Du parking au jardin urbain. La croissance soutenue du jardinage communautaire à Penang, en Malaisie.

Avec le bouleversement apporté par la Covid-19, les esprits se sont tournés vers les sources d’aliments. L’idée des jardins urbains est donc tombée à point, et nulle part autant que dans l’État malais de Penang, où un tout petit projet de jardin urbain mis en œuvre par l’Association des consommateurs de Penang (CAP d’après l’anglais) est la référence obligée depuis plus de dix ans.
En septembre 2020, Chon Kon Yeow, chef de l’exécutif de Penang, a inauguré ce qui devait être la première ferme urbaine communautaire autosuffisante. Équipée de systèmes d’irrigation automatique, d’hydroponie verticale, de panneaux solaires, de collecte d’eau de pluie et de gestion sans déchets, l’installation a été présentée comme étant capable de nourrir 400 familles chaque saison. Établi sur 2 000 pieds carrés de terres reconverties, le projet devait être le premier de 100 autres centres semblables répartis dans la région.
À en juger par les grands titres, on serait tenté de penser que l’agriculture urbaine est un concept nouveau dans la région, mais tel n’est pas le cas. Cependant, cette réalisation ambitieuse soutenue par l’État peut être perçue comme une justification des années de travail de l’Association des consommateurs de Penang (CAP).
Depuis 2004, la CAP cultive des fruits, des légumes et des herbes, fait des recherches, développe des méthodes agroécologiques et forme une communauté de cultivateurs urbains. Et tandis que l’initiative gouvernementale a donné des signes de défaillance pour avoir trop compté sur la technologie moderne, le jardin urbain de la CAP a fait bon usage des savoirs traditionnels du pays et des innovations des agriculteurs.
Les avantages des jardins urbains
Même avant la pandémie, on estimait que près de 15 % des aliments du monde étaient cultivés dans des zones urbaines. Les restrictions de la mobilité, la hausse des prix et la disparition des revenus n’ont fait qu’accroître le besoin d’innover.
Les projets d’agriculture urbaine ont des bénéfices évidents pour la population, l’environnement et l’économie : ils peuvent améliorer la sécurité alimentaire en fournissant des fruits et des légumes nourrissants, sans produits chimiques et cultivés sur place, à un prix abordable pour les familles urbaines pauvres ; en outre, leur empreinte écologique peut être relativement inoffensive si, par exemple, ils font bon usage des eaux usées et des ordures ménagères biodégradables.
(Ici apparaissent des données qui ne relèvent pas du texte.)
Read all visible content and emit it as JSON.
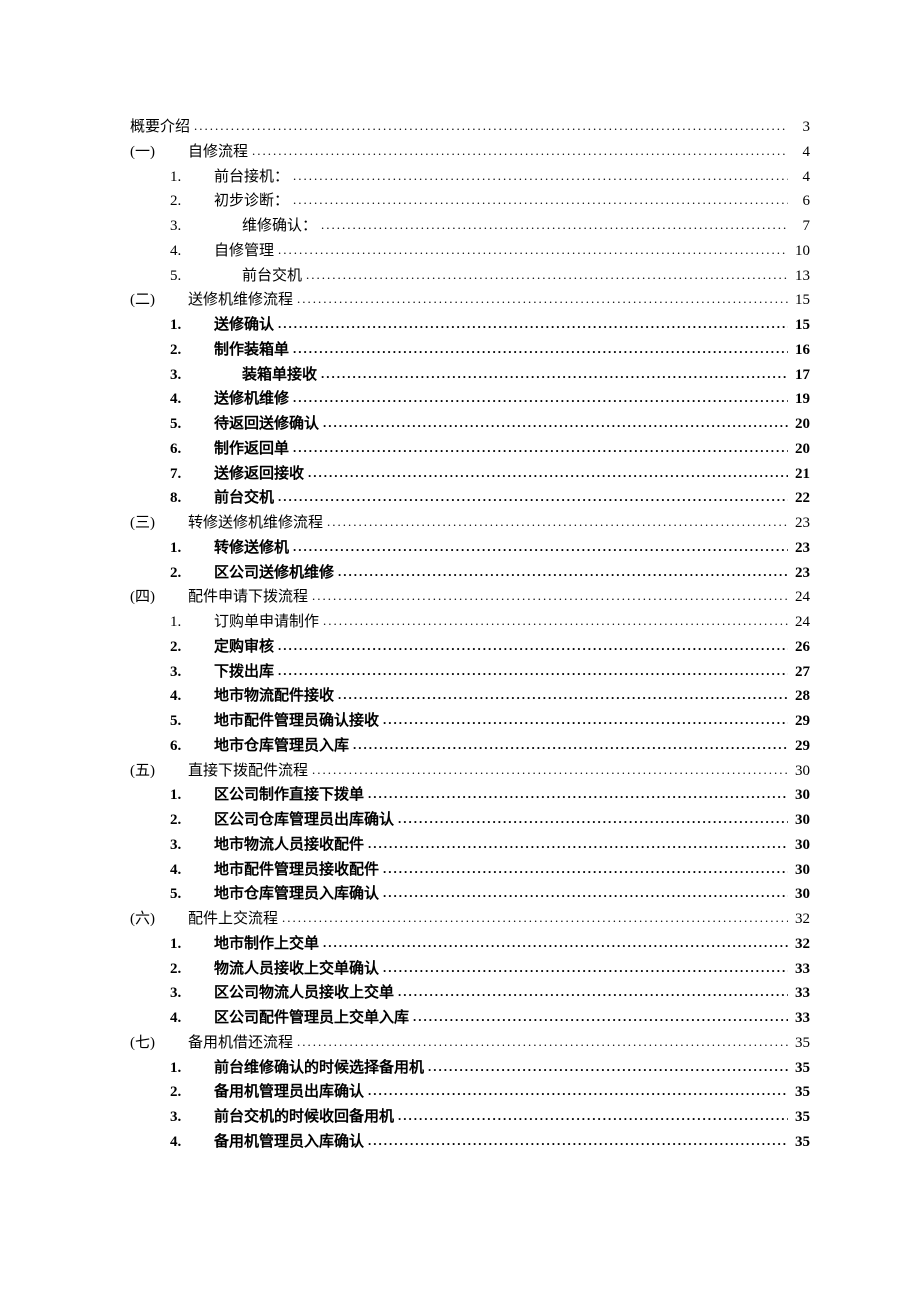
{
  "toc": [
    {
      "level": 0,
      "num": "",
      "title": "概要介绍",
      "page": "3",
      "bold": false,
      "extraIndent": 0
    },
    {
      "level": 1,
      "num": "(一)",
      "title": "自修流程",
      "page": "4",
      "bold": false,
      "extraIndent": 0
    },
    {
      "level": 2,
      "num": "1.",
      "title": "前台接机：",
      "page": "4",
      "bold": false,
      "extraIndent": 0
    },
    {
      "level": 2,
      "num": "2.",
      "title": "初步诊断：",
      "page": "6",
      "bold": false,
      "extraIndent": 0
    },
    {
      "level": 2,
      "num": "3.",
      "title": "维修确认：",
      "page": "7",
      "bold": false,
      "extraIndent": 28
    },
    {
      "level": 2,
      "num": "4.",
      "title": "自修管理",
      "page": "10",
      "bold": false,
      "extraIndent": 0
    },
    {
      "level": 2,
      "num": "5.",
      "title": "前台交机",
      "page": "13",
      "bold": false,
      "extraIndent": 28
    },
    {
      "level": 1,
      "num": "(二)",
      "title": "送修机维修流程",
      "page": "15",
      "bold": false,
      "extraIndent": 0
    },
    {
      "level": 2,
      "num": "1.",
      "title": "送修确认",
      "page": "15",
      "bold": true,
      "extraIndent": 0
    },
    {
      "level": 2,
      "num": "2.",
      "title": "制作装箱单",
      "page": "16",
      "bold": true,
      "extraIndent": 0
    },
    {
      "level": 2,
      "num": "3.",
      "title": "装箱单接收",
      "page": "17",
      "bold": true,
      "extraIndent": 28
    },
    {
      "level": 2,
      "num": "4.",
      "title": "送修机维修",
      "page": "19",
      "bold": true,
      "extraIndent": 0
    },
    {
      "level": 2,
      "num": "5.",
      "title": "待返回送修确认",
      "page": "20",
      "bold": true,
      "extraIndent": 0
    },
    {
      "level": 2,
      "num": "6.",
      "title": "制作返回单",
      "page": "20",
      "bold": true,
      "extraIndent": 0
    },
    {
      "level": 2,
      "num": "7.",
      "title": "送修返回接收",
      "page": "21",
      "bold": true,
      "extraIndent": 0
    },
    {
      "level": 2,
      "num": "8.",
      "title": "前台交机",
      "page": "22",
      "bold": true,
      "extraIndent": 0
    },
    {
      "level": 1,
      "num": "(三)",
      "title": "转修送修机维修流程",
      "page": "23",
      "bold": false,
      "extraIndent": 0
    },
    {
      "level": 2,
      "num": "1.",
      "title": "转修送修机",
      "page": "23",
      "bold": true,
      "extraIndent": 0
    },
    {
      "level": 2,
      "num": "2.",
      "title": "区公司送修机维修",
      "page": "23",
      "bold": true,
      "extraIndent": 0
    },
    {
      "level": 1,
      "num": "(四)",
      "title": "配件申请下拨流程",
      "page": "24",
      "bold": false,
      "extraIndent": 0
    },
    {
      "level": 2,
      "num": "1.",
      "title": "订购单申请制作",
      "page": "24",
      "bold": false,
      "extraIndent": 0
    },
    {
      "level": 2,
      "num": "2.",
      "title": "定购审核",
      "page": "26",
      "bold": true,
      "extraIndent": 0
    },
    {
      "level": 2,
      "num": "3.",
      "title": "下拨出库",
      "page": "27",
      "bold": true,
      "extraIndent": 0
    },
    {
      "level": 2,
      "num": "4.",
      "title": "地市物流配件接收",
      "page": "28",
      "bold": true,
      "extraIndent": 0
    },
    {
      "level": 2,
      "num": "5.",
      "title": "地市配件管理员确认接收",
      "page": "29",
      "bold": true,
      "extraIndent": 0
    },
    {
      "level": 2,
      "num": "6.",
      "title": "地市仓库管理员入库",
      "page": "29",
      "bold": true,
      "extraIndent": 0
    },
    {
      "level": 1,
      "num": "(五)",
      "title": "直接下拨配件流程",
      "page": "30",
      "bold": false,
      "extraIndent": 0
    },
    {
      "level": 2,
      "num": "1.",
      "title": "区公司制作直接下拨单",
      "page": "30",
      "bold": true,
      "extraIndent": 0
    },
    {
      "level": 2,
      "num": "2.",
      "title": "区公司仓库管理员出库确认",
      "page": "30",
      "bold": true,
      "extraIndent": 0
    },
    {
      "level": 2,
      "num": "3.",
      "title": "地市物流人员接收配件",
      "page": "30",
      "bold": true,
      "extraIndent": 0
    },
    {
      "level": 2,
      "num": "4.",
      "title": "地市配件管理员接收配件",
      "page": "30",
      "bold": true,
      "extraIndent": 0
    },
    {
      "level": 2,
      "num": "5.",
      "title": "地市仓库管理员入库确认",
      "page": "30",
      "bold": true,
      "extraIndent": 0
    },
    {
      "level": 1,
      "num": "(六)",
      "title": "配件上交流程",
      "page": "32",
      "bold": false,
      "extraIndent": 0
    },
    {
      "level": 2,
      "num": "1.",
      "title": "地市制作上交单",
      "page": "32",
      "bold": true,
      "extraIndent": 0
    },
    {
      "level": 2,
      "num": "2.",
      "title": "物流人员接收上交单确认",
      "page": "33",
      "bold": true,
      "extraIndent": 0
    },
    {
      "level": 2,
      "num": "3.",
      "title": "区公司物流人员接收上交单",
      "page": "33",
      "bold": true,
      "extraIndent": 0
    },
    {
      "level": 2,
      "num": "4.",
      "title": "区公司配件管理员上交单入库",
      "page": "33",
      "bold": true,
      "extraIndent": 0
    },
    {
      "level": 1,
      "num": "(七)",
      "title": "备用机借还流程",
      "page": "35",
      "bold": false,
      "extraIndent": 0
    },
    {
      "level": 2,
      "num": "1.",
      "title": "前台维修确认的时候选择备用机",
      "page": "35",
      "bold": true,
      "extraIndent": 0
    },
    {
      "level": 2,
      "num": "2.",
      "title": "备用机管理员出库确认",
      "page": "35",
      "bold": true,
      "extraIndent": 0
    },
    {
      "level": 2,
      "num": "3.",
      "title": "前台交机的时候收回备用机",
      "page": "35",
      "bold": true,
      "extraIndent": 0
    },
    {
      "level": 2,
      "num": "4.",
      "title": "备用机管理员入库确认",
      "page": "35",
      "bold": true,
      "extraIndent": 0
    }
  ]
}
Au niveau communautaire, ils peuvent contribuer à la cohésion sociale. Et au plan individuel, le jardinage et la culture de produits alimentaires ont une valeur thérapeutique indubitable.
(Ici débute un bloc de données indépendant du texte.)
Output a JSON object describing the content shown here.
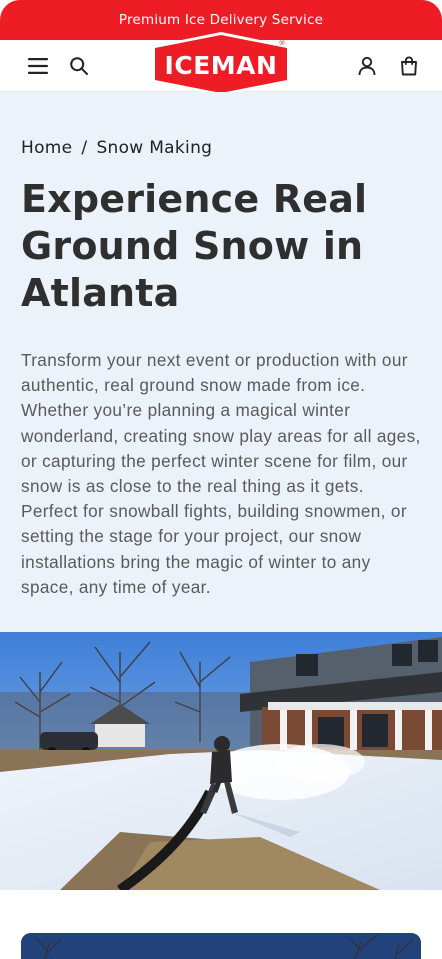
{
  "announcement": {
    "text": "Premium Ice Delivery Service"
  },
  "brand": {
    "logo_text": "ICEMAN",
    "registered_mark": "®",
    "color": "#ee1c25"
  },
  "header": {
    "icons": [
      "menu-icon",
      "search-icon",
      "account-icon",
      "cart-icon"
    ]
  },
  "breadcrumb": {
    "home": "Home",
    "separator": "/",
    "current": "Snow Making"
  },
  "hero": {
    "title": "Experience Real Ground Snow in Atlanta",
    "description": "Transform your next event or production with our authentic, real ground snow made from ice. Whether you’re planning a magical winter wonderland, creating snow play areas for all ages, or capturing the perfect winter scene for film, our snow is as close to the real thing as it gets. Perfect for snowball fights, building snowmen, or setting the stage for your project, our snow installations bring the magic of winter to any space, any time of year.",
    "background_color": "#ecf2fa"
  }
}
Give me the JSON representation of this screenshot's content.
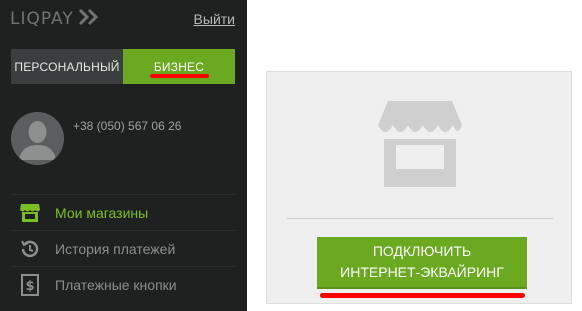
{
  "app": {
    "logo_text": "LIQPAY",
    "logout_label": "Выйти"
  },
  "account_toggle": {
    "personal_label": "ПЕРСОНАЛЬНЫЙ",
    "business_label": "БИЗНЕС",
    "selected": "business"
  },
  "user": {
    "phone": "+38 (050) 567 06 26"
  },
  "nav": {
    "items": [
      {
        "label": "Мои магазины",
        "icon": "shop-icon",
        "active": true
      },
      {
        "label": "История платежей",
        "icon": "history-icon",
        "active": false
      },
      {
        "label": "Платежные кнопки",
        "icon": "dollar-icon",
        "active": false
      }
    ]
  },
  "main": {
    "connect_line1": "ПОДКЛЮЧИТЬ",
    "connect_line2": "ИНТЕРНЕТ-ЭКВАЙРИНГ",
    "shop_illustration": "shop-awning-icon"
  },
  "colors": {
    "sidebar_bg": "#1f2121",
    "accent_green": "#6aa920",
    "active_text": "#7bc022",
    "highlight_red": "#ff0000",
    "card_bg": "#efefef"
  }
}
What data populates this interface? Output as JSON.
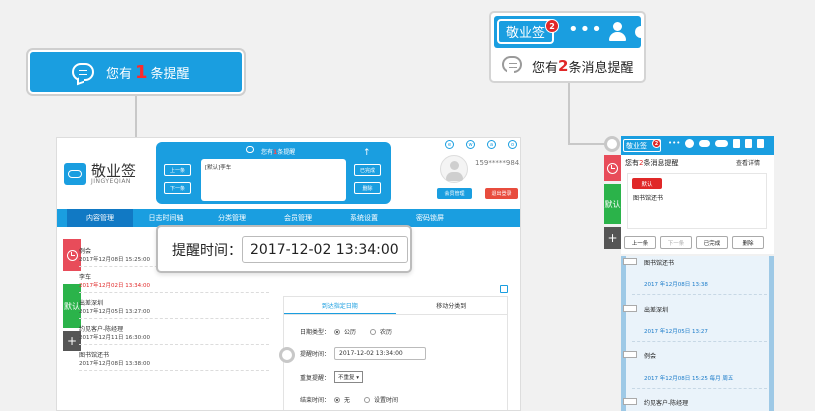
{
  "callout_main": {
    "prefix": "您有",
    "count": "1",
    "suffix": "条提醒"
  },
  "callout_widget": {
    "tag": "敬业签",
    "badge": "2",
    "prefix": "您有",
    "count": "2",
    "suffix": "条消息提醒"
  },
  "app": {
    "name": "敬业签",
    "sub": "JINGYEQIAN",
    "phone": "159*****9845",
    "reminder_panel": {
      "title_prefix": "您有",
      "title_count": "1",
      "title_suffix": "条提醒",
      "prev": "上一条",
      "next": "下一条",
      "note": "[默认]李车",
      "done": "已完成",
      "delete": "删除",
      "arrow": "↑"
    },
    "header_icons": [
      "e",
      "w",
      "a",
      "o"
    ],
    "member_button": "会员管理",
    "logout_button": "退出登录",
    "nav": [
      "内容管理",
      "日志时间轴",
      "分类管理",
      "会员管理",
      "系统设置",
      "密码锁屏"
    ],
    "side_tag": "默认",
    "plus": "+",
    "list": [
      {
        "title": "例会",
        "date": "2017年12月08日 15:25:00",
        "red": false
      },
      {
        "title": "李车",
        "date": "2017年12月02日 13:34:00",
        "red": true
      },
      {
        "title": "出差深圳",
        "date": "2017年12月05日 13:27:00",
        "red": false
      },
      {
        "title": "约见客户-陈经理",
        "date": "2017年12月11日 16:30:00",
        "red": false
      },
      {
        "title": "图书馆还书",
        "date": "2017年12月08日 13:38:00",
        "red": false
      }
    ],
    "form": {
      "tab_active": "到达指定日期",
      "tab_other": "移动分类到",
      "date_type_label": "日期类型：",
      "gregorian": "公历",
      "lunar": "农历",
      "time_label": "提醒时间：",
      "time_value": "2017-12-02 13:34:00",
      "repeat_label": "重复提醒：",
      "repeat_value": "不重复 ▾",
      "end_label": "结束时间：",
      "none": "无",
      "set_time": "设置时间"
    }
  },
  "popup": {
    "label": "提醒时间：",
    "value": "2017-12-02 13:34:00"
  },
  "widget": {
    "tag": "敬业签",
    "badge": "2",
    "head_prefix": "您有",
    "head_count": "2",
    "head_suffix": "条消息提醒",
    "detail": "查看详情",
    "pill": "默认",
    "note": "图书馆还书",
    "side_tag": "默认",
    "plus": "+",
    "buttons": [
      "上一条",
      "下一条",
      "已完成",
      "删除"
    ],
    "list": [
      {
        "title": "图书馆还书",
        "date": "2017 年12月08日 13:38"
      },
      {
        "title": "出差深圳",
        "date": "2017 年12月05日 13:27"
      },
      {
        "title": "例会",
        "date": "2017 年12月08日 15:25 每月 周五"
      },
      {
        "title": "约见客户-陈经理",
        "date": ""
      }
    ]
  },
  "colors": {
    "accent": "#1a9ee0",
    "red": "#e02828",
    "green": "#2bb34a",
    "dark": "#555555"
  }
}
Cependant, l’essentiel du concept de jardin urbain est qu’il transforme des espaces inoccupés de la ville en terrains productifs. Ceci est particulièrement vrai dans le cas de la ferme urbaine florissante d’un hectare créée par la CAP dans ce qui était auparavant un parking, à un jet de pierre d’un des principaux croisements de rues de Penang.
Ceci était un parking

L’ironie de la chose, c’est que la CAP a dû commencer par y faire un parking, nous dit le responsable des recherches Mageswari Sangaralingam, ou Mages, se rappelant les débuts du projet en 2004 : « Quand nous nous sommes installés dans ce bâtiment, le gouvernement local a exigé qu’il y ait un parking pour les voitures du personnel. Nous n’avions pas le choix : nous avons dû tout paver. »
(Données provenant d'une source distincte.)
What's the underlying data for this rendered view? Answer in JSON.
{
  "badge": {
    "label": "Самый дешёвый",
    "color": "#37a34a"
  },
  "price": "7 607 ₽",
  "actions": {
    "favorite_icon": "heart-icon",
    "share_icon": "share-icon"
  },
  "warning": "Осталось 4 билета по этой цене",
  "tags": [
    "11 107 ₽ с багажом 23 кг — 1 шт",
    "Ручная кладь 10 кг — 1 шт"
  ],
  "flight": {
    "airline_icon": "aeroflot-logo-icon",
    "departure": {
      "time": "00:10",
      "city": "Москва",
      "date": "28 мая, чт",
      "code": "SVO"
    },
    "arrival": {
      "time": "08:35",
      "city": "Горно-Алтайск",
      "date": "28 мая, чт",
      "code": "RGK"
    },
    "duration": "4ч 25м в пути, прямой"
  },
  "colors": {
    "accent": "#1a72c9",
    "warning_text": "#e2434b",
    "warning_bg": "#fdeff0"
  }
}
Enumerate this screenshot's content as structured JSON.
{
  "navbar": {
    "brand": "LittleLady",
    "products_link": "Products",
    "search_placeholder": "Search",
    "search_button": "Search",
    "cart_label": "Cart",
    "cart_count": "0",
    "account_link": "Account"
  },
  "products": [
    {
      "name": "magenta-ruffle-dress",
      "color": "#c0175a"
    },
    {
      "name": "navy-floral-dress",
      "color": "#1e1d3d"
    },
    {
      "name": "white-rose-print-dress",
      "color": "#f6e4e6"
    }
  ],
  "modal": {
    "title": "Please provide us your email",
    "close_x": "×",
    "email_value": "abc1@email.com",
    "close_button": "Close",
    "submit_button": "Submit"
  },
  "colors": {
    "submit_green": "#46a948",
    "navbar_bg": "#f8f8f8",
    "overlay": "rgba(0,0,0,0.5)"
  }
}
Cependant, dès qu’ils ont occupé les lieux, la CAP – dirigée par son ancien président, M. S. M. Mohamed Idris – a enlevé les pavés et « redonné vie à toute l’étendue. Le parking est devenu ceci », dit Mages, en indiquant la petite parcelle située dans le terrain d’un bâtiment de style colonial qui, lui, est resté là. « Nous y avons ajouté de l’engrais vert et du compost, et nous n’avons pas ramené de la terre de l’extérieur. Cela a pris près de trois ans avant de pouvoir commencer à planter. »
« Au départ, cet endroit était vide et nous avons commencé à l’aménager petit à petit »,
dit son collègue Theeban Gunasekaran, qui travaille avec la CAP depuis une vingtaine d’années. Aujourd’hui, cette l’initiative qui mène des recherches, produit des aliments, du fertilisant et du compost, et donne au public et aux petits agriculteurs information et formation, a cinq employés dont deux travailleurs agricoles et trois formateurs.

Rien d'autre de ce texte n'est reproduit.